Rise Against Claim There's Nothing Radical About Appeal To Reason

'I don't see anything real radical about what it is we do,' frontman Tim McIlrath says.

The one adjective you almost always see ascribed to Chicago punk-rock outfit is "political," and there's a reason for that. The band is known for its leftist politics, and its albums are rife with sociopolitical commentary. Beyond that, the guys are all strict vegetarians and active supporters of People for the Ethical Treatment of Animals.

But frontman Tim McIlrath claims the band's forthcoming fifth album, Appeal to Reason, which is scheduled for an October 7 release, isn't a political LP. In fact, he doesn't consider any of the band's material political in nature.

"When I talk to people about this band and what we do, or I read people's interpretations of who we are as a band, a lot of times I see things like, 'They're a radical band' or 'They're political,' 'They're controversial,' " McIlrath explained. "When I look and see what our band is saying, what we are asking of each other, what we are asking of the community we're in and the people who listen to us, I see nothing but real common-sense things. I don't see anything real radical about what it is we do. Only in a world this screwed up could concepts like being fair to people, being fair to each other, and growing up in a world that gives everybody a chance, only in today's world could that concept be radical or be considered radical.

"This is music that appeals to reason — the reasonable parts of the human psyche," he continued. "In my mind, it's just straight-up common sense. We're just in touch with reason, and that's all our songs are — an appeal to reason.
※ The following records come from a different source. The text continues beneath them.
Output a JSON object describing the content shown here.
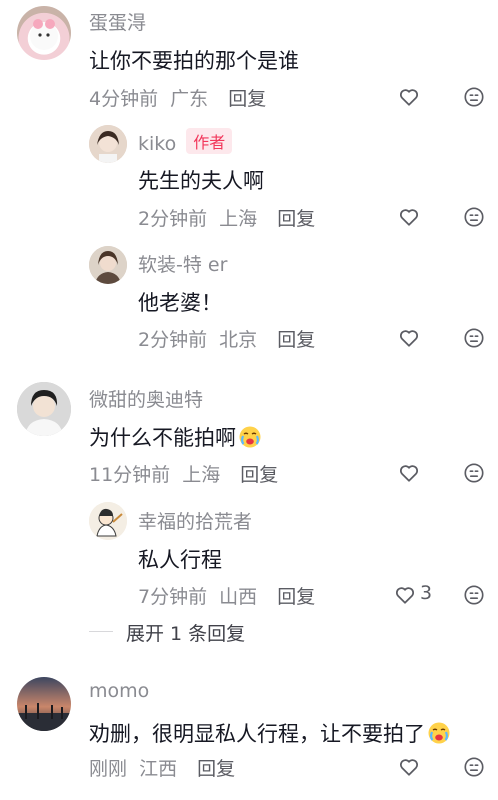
{
  "comments": [
    {
      "username": "蛋蛋淂",
      "text": "让你不要拍的那个是谁",
      "time": "4分钟前",
      "location": "广东",
      "reply_label": "回复",
      "avatar_icon": "pink-cat-avatar",
      "replies": [
        {
          "username": "kiko",
          "badge": "作者",
          "text": "先生的夫人啊",
          "time": "2分钟前",
          "location": "上海",
          "reply_label": "回复",
          "avatar_icon": "girl-avatar"
        },
        {
          "username": "软装-特 er",
          "text": "他老婆！",
          "time": "2分钟前",
          "location": "北京",
          "reply_label": "回复",
          "avatar_icon": "girl-avatar-2"
        }
      ]
    },
    {
      "username": "微甜的奥迪特",
      "text": "为什么不能拍啊",
      "text_emoji": "crying-face-emoji",
      "time": "11分钟前",
      "location": "上海",
      "reply_label": "回复",
      "avatar_icon": "boy-avatar",
      "replies": [
        {
          "username": "幸福的拾荒者",
          "text": "私人行程",
          "time": "7分钟前",
          "location": "山西",
          "reply_label": "回复",
          "like_count": "3",
          "avatar_icon": "cartoon-avatar"
        }
      ],
      "expand_label": "展开 1 条回复"
    },
    {
      "username": "momo",
      "text": "劝删，很明显私人行程，让不要拍了",
      "text_emoji": "crying-face-emoji",
      "time": "刚刚",
      "location": "江西",
      "reply_label": "回复",
      "avatar_icon": "sunset-avatar"
    }
  ],
  "colors": {
    "primary_text": "#161823",
    "secondary_text": "#8a8b91",
    "author_badge": "#f2375b",
    "author_badge_bg": "#fde8ec"
  }
}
If you really look at them and strip back all the superficial parts of the songs and even the superficial parts of punk rock, you'll find that there are some very reasonable things that are being asked of the world in our songs."

A few weeks back, Rise Against — who will be touring in support of Appeal to Reason starting October 2 in Cleveland, with Thrice, Alkaline Trio and the Gaslight Anthem — were back in their old stomping grounds of Chicago to shoot a video for the record's first single, "Re-Education (Through Labor)," with director Kevin Kerslake (Faith No More, Green Day). The clip, McIlrath admitted, does have a slightly political theme — one he feels practically anyone will relate to.

"It's an important song on our record," he said, adding that he's proud of "every single second" of Appeal to Reason. "It's talking a lot about the 9-to-5, dog-eat-dog lifestyle, and what we are asked to do to simply make ends meet nowadays, and I think it's a feeling shared by people all around the world and especially in this country.

"One of the great things about doing a video is that your imagination is the only thing that's limiting you, so you can do anything," he continued. "So we have a video that's going to encompass the anger and the angst that the youth of America feel toward society at large and the things that are demanded of them."